Learning languages are glossed over at early ages

Learning foreign languages at younger ages may prove to be beneficial


Ethan Nguyen

Saying “Hello” in different foreign languages

Amelia Bautz, Staff Writer

    Elementary schools should provide foreign language classes for their students, due to it being easier for younger children to learn a second language compared to older students.

    High school students have a list of credits that are required in order to graduate, one of those requirements being two foreign language credits. As students travel further down on the educational path, more courses and a heavier workload become inevitable.

    A major solution to this problem is introducing students to foreign languages at younger ages.
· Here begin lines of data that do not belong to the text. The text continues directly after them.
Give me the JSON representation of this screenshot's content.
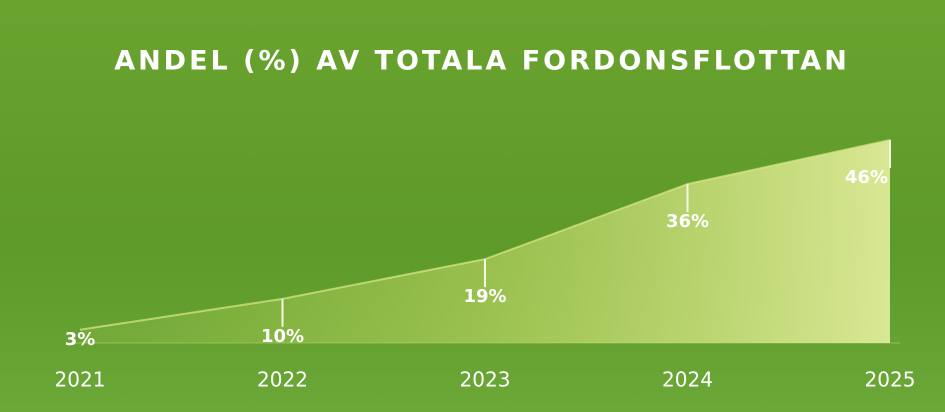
{
  "chart_data": {
    "type": "area",
    "title": "ANDEL (%) AV TOTALA FORDONSFLOTTAN",
    "categories": [
      "2021",
      "2022",
      "2023",
      "2024",
      "2025"
    ],
    "values": [
      3,
      10,
      19,
      36,
      46
    ],
    "value_labels": [
      "3%",
      "10%",
      "19%",
      "36%",
      "46%"
    ],
    "color": "#d9e88a"
  }
}
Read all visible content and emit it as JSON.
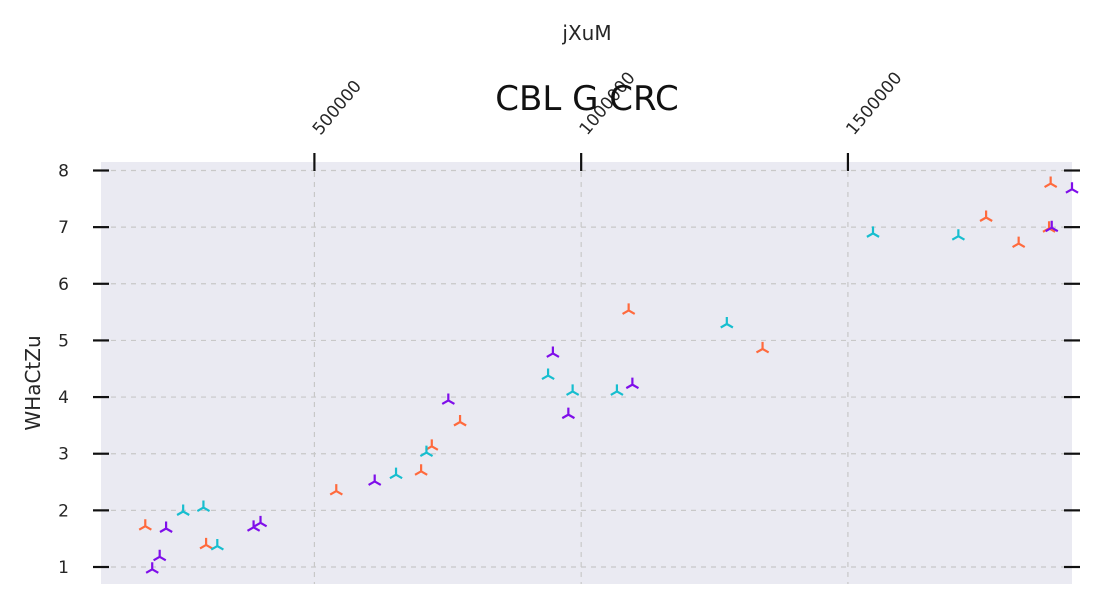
{
  "chart_data": {
    "type": "scatter",
    "title": "CBL G CRC",
    "xlabel": "jXuM",
    "ylabel": "WHaCtZu",
    "xlim": [
      100000,
      1920000
    ],
    "ylim": [
      0.7,
      8.15
    ],
    "x_ticks": [
      500000,
      1000000,
      1500000
    ],
    "y_ticks": [
      1,
      2,
      3,
      4,
      5,
      6,
      7,
      8
    ],
    "x_axis_position": "top",
    "grid": true,
    "marker": "tri_up",
    "colors": {
      "orange": "#ff6a3d",
      "cyan": "#17becf",
      "purple": "#7f0eea"
    },
    "points": [
      {
        "x": 183000,
        "y": 1.72,
        "color": "orange"
      },
      {
        "x": 297000,
        "y": 1.39,
        "color": "orange"
      },
      {
        "x": 541000,
        "y": 2.34,
        "color": "orange"
      },
      {
        "x": 700000,
        "y": 2.69,
        "color": "orange"
      },
      {
        "x": 720000,
        "y": 3.13,
        "color": "orange"
      },
      {
        "x": 773000,
        "y": 3.56,
        "color": "orange"
      },
      {
        "x": 1089000,
        "y": 5.53,
        "color": "orange"
      },
      {
        "x": 1340000,
        "y": 4.85,
        "color": "orange"
      },
      {
        "x": 1759000,
        "y": 7.17,
        "color": "orange"
      },
      {
        "x": 1820000,
        "y": 6.71,
        "color": "orange"
      },
      {
        "x": 1877000,
        "y": 6.98,
        "color": "orange"
      },
      {
        "x": 1880000,
        "y": 7.77,
        "color": "orange"
      },
      {
        "x": 254000,
        "y": 1.98,
        "color": "cyan"
      },
      {
        "x": 292000,
        "y": 2.05,
        "color": "cyan"
      },
      {
        "x": 318000,
        "y": 1.37,
        "color": "cyan"
      },
      {
        "x": 653000,
        "y": 2.63,
        "color": "cyan"
      },
      {
        "x": 710000,
        "y": 3.02,
        "color": "cyan"
      },
      {
        "x": 938000,
        "y": 4.38,
        "color": "cyan"
      },
      {
        "x": 984000,
        "y": 4.1,
        "color": "cyan"
      },
      {
        "x": 1067000,
        "y": 4.1,
        "color": "cyan"
      },
      {
        "x": 1273000,
        "y": 5.29,
        "color": "cyan"
      },
      {
        "x": 1547000,
        "y": 6.89,
        "color": "cyan"
      },
      {
        "x": 1707000,
        "y": 6.84,
        "color": "cyan"
      },
      {
        "x": 196000,
        "y": 0.96,
        "color": "purple"
      },
      {
        "x": 210000,
        "y": 1.18,
        "color": "purple"
      },
      {
        "x": 222000,
        "y": 1.68,
        "color": "purple"
      },
      {
        "x": 386000,
        "y": 1.7,
        "color": "purple"
      },
      {
        "x": 399000,
        "y": 1.78,
        "color": "purple"
      },
      {
        "x": 613000,
        "y": 2.51,
        "color": "purple"
      },
      {
        "x": 751000,
        "y": 3.94,
        "color": "purple"
      },
      {
        "x": 947000,
        "y": 4.77,
        "color": "purple"
      },
      {
        "x": 976000,
        "y": 3.69,
        "color": "purple"
      },
      {
        "x": 1096000,
        "y": 4.22,
        "color": "purple"
      },
      {
        "x": 1882000,
        "y": 6.99,
        "color": "purple"
      },
      {
        "x": 1937000,
        "y": 7.67,
        "color": "purple"
      }
    ]
  }
}
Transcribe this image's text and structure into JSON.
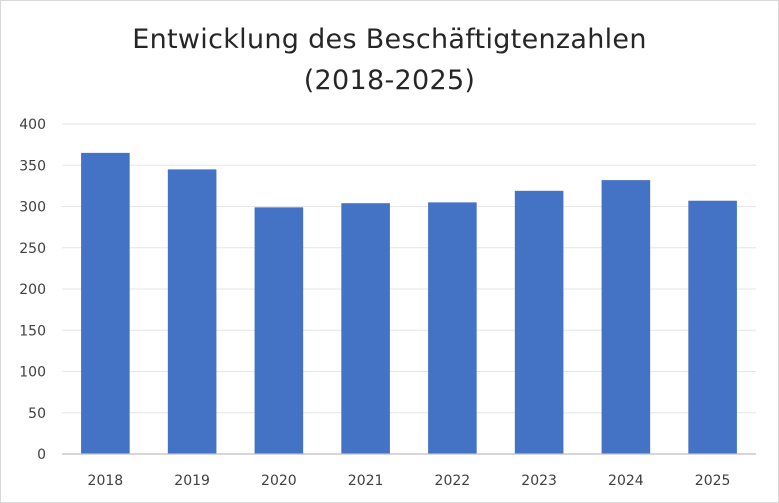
{
  "chart_data": {
    "type": "bar",
    "title": [
      "Entwicklung des Beschäftigtenzahlen",
      "(2018-2025)"
    ],
    "categories": [
      "2018",
      "2019",
      "2020",
      "2021",
      "2022",
      "2023",
      "2024",
      "2025"
    ],
    "values": [
      365,
      345,
      299,
      304,
      305,
      319,
      332,
      307
    ],
    "ylim": [
      0,
      400
    ],
    "yticks": [
      "0",
      "50",
      "100",
      "150",
      "200",
      "250",
      "300",
      "350",
      "400"
    ],
    "xlabel": "",
    "ylabel": "",
    "grid": true,
    "legend": "none",
    "bar_color": "#4472c4",
    "gridline_color": "#e6e6e6",
    "axis_color": "#bfbfbf"
  }
}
Elementary age children will not only have more time to study a new language but have more passion as well, as the stress of difficult classes has not been pressed on them.

    With a larger learning capacity, children will be able to absorb more information at a quicker rate. In addition, it is easier to motivate younger children to perform new skills.

    To put this into perspective, many parents get their children into some kind of physical activity before the child has the ability to reject the ideas of his or her parents. Once the child starts said activity, they become proficient in it, and it remains a passion throughout the rest of their life.

    The same philosophy works for learning a new language. If a child starts learning early, they are more likely to continue to use it as they get older.

 Another benefit to teaching children a language at a younger age is that their peers are not as judgemental, and they are able to mess up without it hindering their confidence.     

    One major concern people have with incorporating language classes into elementary schools is that children can barely understand the works of their mother tongue. They fear that children will have practical proficiency in both languages, but fluency in neither.

    Frankly, these outcomes are improbable. A child who studies two or more languages in grade school will learn each one as a separate entity with its own separate grammar and vocabulary. There are, of course, phrases that get lost in translation, but these will not affect comprehension.

    In truth, there is one major reason why language classes are not offered at the elementary level; standardized tests. Unfortunately, curriculums at the elementary school level are designed so a student can pass a test. Nothing more, nothing less. Since they are not required to pass a test, languages are deemed as unimportant and are glossed over.

  In the end, the benefits of learning a new language at a young age far outweigh any concerns. By learning a language at a young age, children increase skills such as; empathy, creative thinking, tolerance, curiosity and cultural sensitivity.

    There are many ways to incorporate a bilingual lifestyle, most notably incorporating multilingual classes in elementary schools. However, until the test-passing mindset is changed, this may be a difficult feat.

   All the same, elementary schools should offer foreign language classes, as they would benefit the learning of the students and equip the children with knowledge that will be beneficial in the huge world waiting for them.